Can Owner of Vehicle be Deprived of Compensation under Motor Vehicles Act, 1988 ?
Issue concerning the liability of the insurer in a claim under Section 163A of MV Act, 1988 qua the owner/insured requires an authoritative pronouncement.
The finding that Claim under Section 163A is restricted to third party risks is doubtful. It was held that Section 155 provides that even if the insured dies after the happening of an event which gave rise to a claim, it shall not be a bar to the survival of any cause of action arising out of the said event, against the insurer. Section 163A is a special provision brought in, which is a non-obstante clause which overrides not only the entire provisions of the Motor Vehicles Act, 1988 but also any other law for the time being in force and any instrument having the force of law. Non-obstante clause having a superseding effect over the laws of insurance or even the terms in the policy, which definitely is an instrument having the force of law. It has also to be noticed that Section 163A makes liable the owner of the vehicle or the authorized insurer to pay in accordance with the IInd Schedule in the case of death or permanent disablement due to the accident arising out of the use of a motor vehicle.

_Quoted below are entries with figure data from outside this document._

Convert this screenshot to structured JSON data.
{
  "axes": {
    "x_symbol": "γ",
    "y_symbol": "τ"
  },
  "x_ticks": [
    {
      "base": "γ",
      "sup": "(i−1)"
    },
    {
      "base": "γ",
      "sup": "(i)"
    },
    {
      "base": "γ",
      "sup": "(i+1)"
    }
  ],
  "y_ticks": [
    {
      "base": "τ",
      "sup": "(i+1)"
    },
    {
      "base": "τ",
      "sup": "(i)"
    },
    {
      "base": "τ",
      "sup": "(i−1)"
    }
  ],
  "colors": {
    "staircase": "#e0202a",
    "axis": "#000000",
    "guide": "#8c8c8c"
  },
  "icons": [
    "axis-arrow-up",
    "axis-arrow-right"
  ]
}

When there is a valid policy issued in the name of the vehicle involved in the accident, a claim under Section 163A, as per the words employed in the provision, according to us covers every claim and is not restricted to a third party claim; without any requirement of establishing the negligence, if death or permanent disability is caused by reason of the motor accident. This would also take in the liability with respect to the death of an owner or a driver who stepped into the shoes of the owner, if the claim is made under Section 163A dehors the statutory liability under Section 147 or the contractual liability as reduced to writing in an insurance policy. It is a beneficial piece of legislation brought in, keeping in mind the enhanced chances of an accident, resulting from the prevalence of vehicles in the overcrowded roads of today. It was a social security scheme, brought about considering the need for a more comprehensive scheme of ‘no-fault’ liability for reason of the ever-increasing instances of motor vehicle accidents and the difficulty in proving rash and negligent driving.